1500mg exposure	MetFORMIN Hydrochloride ER	Subjects will be exposed to 1500mg of daily MetFORMIN Hydrochloride ER for up to 90 days.
Placebo	Placebo	Subjects will be exposed to placebo for up to 90 days.

Primary Outcome Measures

Name	Time	Method
Ex Vivo Cytokine Response of Peripheral Blood Mononucleocytes (PBMC) to Inflammatory Stimuli Compared to Baseline, Throughout Exposure, and Following Exposure to Metformin.	Day 0 (baseline), 30, 60, 90, and 120 (30 days post metformin exposure)	Venous blood samples will be gathered throughout the study in order to quantify the changes in cytokine expression (FN-γ, IL-10, IL12p40, IL-12p70, IL-1α, IL1β, IL-2, IL-6, IL-8, IP-10, MCP-1, MIP-1α, MIP-1β, TNF-α) following ex vivo PBMC exposure to endotoxin.

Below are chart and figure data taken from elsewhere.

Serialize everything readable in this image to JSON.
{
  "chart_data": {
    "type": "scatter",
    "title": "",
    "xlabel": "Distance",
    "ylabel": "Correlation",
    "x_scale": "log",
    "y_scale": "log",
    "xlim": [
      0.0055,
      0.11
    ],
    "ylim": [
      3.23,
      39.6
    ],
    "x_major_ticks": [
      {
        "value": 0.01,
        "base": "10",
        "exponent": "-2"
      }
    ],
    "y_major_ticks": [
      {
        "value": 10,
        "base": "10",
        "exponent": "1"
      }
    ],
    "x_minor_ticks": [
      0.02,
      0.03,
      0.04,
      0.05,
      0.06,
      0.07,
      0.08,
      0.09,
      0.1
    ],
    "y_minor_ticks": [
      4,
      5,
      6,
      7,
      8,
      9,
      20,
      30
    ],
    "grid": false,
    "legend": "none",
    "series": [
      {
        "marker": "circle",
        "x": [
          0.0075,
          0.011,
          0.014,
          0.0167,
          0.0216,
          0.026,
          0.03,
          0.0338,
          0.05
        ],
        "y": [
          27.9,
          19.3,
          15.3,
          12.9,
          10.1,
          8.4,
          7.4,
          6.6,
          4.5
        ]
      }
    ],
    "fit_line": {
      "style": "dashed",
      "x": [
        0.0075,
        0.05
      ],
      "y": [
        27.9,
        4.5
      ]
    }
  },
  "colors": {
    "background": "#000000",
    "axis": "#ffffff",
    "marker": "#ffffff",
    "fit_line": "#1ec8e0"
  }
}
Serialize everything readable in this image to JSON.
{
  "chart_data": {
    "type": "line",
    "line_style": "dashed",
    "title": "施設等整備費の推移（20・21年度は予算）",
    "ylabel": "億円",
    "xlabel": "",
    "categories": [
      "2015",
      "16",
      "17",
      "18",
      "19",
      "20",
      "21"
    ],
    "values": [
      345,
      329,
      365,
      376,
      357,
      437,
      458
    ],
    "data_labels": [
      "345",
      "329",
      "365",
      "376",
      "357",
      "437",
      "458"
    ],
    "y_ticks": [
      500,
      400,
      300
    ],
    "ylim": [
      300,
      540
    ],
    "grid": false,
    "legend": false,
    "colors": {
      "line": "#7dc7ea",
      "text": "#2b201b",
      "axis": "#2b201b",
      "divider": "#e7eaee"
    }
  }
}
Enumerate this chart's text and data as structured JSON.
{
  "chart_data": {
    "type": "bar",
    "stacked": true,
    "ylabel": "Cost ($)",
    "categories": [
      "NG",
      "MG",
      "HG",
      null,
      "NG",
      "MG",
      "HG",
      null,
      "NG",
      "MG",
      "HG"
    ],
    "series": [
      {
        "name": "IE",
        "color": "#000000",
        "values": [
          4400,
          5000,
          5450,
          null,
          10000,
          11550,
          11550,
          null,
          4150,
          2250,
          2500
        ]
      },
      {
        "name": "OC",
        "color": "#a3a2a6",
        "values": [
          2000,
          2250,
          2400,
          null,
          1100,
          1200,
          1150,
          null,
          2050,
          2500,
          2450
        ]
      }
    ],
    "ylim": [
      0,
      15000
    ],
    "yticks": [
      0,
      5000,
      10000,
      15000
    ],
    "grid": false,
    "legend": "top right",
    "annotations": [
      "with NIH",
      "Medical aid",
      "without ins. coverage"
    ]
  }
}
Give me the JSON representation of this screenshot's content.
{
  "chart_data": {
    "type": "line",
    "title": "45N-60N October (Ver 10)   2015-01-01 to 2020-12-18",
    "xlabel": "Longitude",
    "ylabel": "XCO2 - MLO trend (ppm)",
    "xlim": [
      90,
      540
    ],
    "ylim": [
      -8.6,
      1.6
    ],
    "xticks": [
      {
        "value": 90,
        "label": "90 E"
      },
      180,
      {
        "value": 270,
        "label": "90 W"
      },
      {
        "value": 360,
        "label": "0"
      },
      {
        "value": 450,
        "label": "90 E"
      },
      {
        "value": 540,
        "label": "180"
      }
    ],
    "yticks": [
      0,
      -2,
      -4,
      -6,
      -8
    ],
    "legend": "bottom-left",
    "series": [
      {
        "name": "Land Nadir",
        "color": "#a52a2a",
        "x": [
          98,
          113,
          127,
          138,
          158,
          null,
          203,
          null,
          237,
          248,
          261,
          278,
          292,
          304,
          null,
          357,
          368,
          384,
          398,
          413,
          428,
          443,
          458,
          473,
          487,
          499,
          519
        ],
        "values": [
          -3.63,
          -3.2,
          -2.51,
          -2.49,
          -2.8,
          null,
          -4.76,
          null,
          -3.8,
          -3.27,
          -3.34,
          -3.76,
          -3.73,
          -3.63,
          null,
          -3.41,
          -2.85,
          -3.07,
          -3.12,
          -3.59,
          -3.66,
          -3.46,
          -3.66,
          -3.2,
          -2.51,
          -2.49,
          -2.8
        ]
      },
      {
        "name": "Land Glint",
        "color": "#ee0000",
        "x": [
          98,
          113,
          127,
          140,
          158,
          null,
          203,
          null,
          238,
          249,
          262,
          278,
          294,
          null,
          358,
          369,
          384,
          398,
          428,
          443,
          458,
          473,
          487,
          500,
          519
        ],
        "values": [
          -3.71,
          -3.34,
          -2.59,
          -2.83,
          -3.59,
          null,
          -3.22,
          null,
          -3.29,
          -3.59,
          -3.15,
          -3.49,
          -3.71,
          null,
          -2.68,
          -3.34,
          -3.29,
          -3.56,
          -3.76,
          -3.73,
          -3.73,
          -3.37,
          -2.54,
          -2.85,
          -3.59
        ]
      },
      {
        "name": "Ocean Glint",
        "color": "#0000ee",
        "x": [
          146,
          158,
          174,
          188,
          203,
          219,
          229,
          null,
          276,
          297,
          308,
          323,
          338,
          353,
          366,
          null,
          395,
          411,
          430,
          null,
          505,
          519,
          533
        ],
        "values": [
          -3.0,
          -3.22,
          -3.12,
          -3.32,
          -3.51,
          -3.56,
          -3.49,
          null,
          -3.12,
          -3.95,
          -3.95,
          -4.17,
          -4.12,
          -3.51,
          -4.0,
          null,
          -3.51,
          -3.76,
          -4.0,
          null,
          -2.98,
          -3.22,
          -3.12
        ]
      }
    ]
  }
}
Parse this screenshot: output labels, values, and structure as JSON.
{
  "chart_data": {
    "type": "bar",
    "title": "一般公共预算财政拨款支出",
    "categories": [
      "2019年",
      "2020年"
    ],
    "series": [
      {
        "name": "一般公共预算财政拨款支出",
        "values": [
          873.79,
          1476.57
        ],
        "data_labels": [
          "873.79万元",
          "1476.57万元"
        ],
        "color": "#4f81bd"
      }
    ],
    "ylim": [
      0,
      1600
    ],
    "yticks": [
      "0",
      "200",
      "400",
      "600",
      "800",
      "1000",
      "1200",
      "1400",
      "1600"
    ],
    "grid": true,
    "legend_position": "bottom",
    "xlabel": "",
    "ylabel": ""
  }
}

Secondary Outcome Measures

Name	Time	Method
Measure the Rate of Thrombosis of Peripheral Blood.	Day 0 (baseline), 30, 60, 90, and 120 (30 days post metformin exposure)	The endpoints for isolated platelets include platelet activation as measured by FACS for CD62p.
Changes From Baseline in Grip Strength Via a Dynamometer During and Following Exposure to Metformin.	Day 0 (baseline), 90, and 120 (30 days post metformin exposure)	Grip strength over time.
Quantify the Bacterial Population Profile of the Microbiome Via Stool Samples.	Day 0 (baseline), 30, 60, 90, and 120 (30 days post metformin exposure)	Bacterial communities using 16S rRNA sequencing in relationship to metformin dosing over time. Species richness or diversity in the sample is measured by Choa1 metric. Chao1 is an estimate of how many species are present in an ecosystem. In general, having more species is considered to be "healthier" and these values typically range from 100-200 for fecal samples. The Chao1 index over numerous samples across time are explored to understand treatment effects.
Mitochondrial Respiration in Both PBMCs and Platelets.	Day 0 (baseline), 30, 60, 90, and 120 (30 days post metformin exposure)	Oxidative phosphorylation, respiration, and complex activity will be tested using an Oroboros respirometer.
Measure Biogenesis of PBMCs.	Day 0 (baseline), 30, 60, 90, and 120 (30 days post metformin exposure)	Biogenesis will be determined by measuring RNA for PGC1a, NRF-1, and Tfam.
Measure the Rate of Clotting of Peripheral Blood With Whole Blood Aggregometry in Response to Collagen.	Day 0 (baseline), 30, 60, 90, and 120 (30 days post metformin exposure)	Aggregometry area under the curve with the Y-axis being % aggregometry and the X-axis time in minutes.
Changes From Baseline in Short Physical Performance Battery (SPPB) During and Following Exposure to Metformin.	Day 0 (baseline), 90, and 120 (30 days post metformin exposure)	The SPPB is a group of measures that combines the results of the gait speed, chair stand and balance tests. The minimum is zero (worse performance) and the maximum is 12 (best performance).
Mitochondrial Content in Both PBMCs and Platelets.	Day 0 (baseline), 30, 60, 90, and 120 (30 days post metformin exposure)	Mitochondrial content will be measured by staining for mitotracker, and mitochondrial DNA oxidation will be determined by co-localizing staining for 8-hydroxydeoxyguanosine (8-OHdG). Markers of autophagy will be determined by measuring LC-3 flux, p62, beclin-1, and ATG7 protein levels.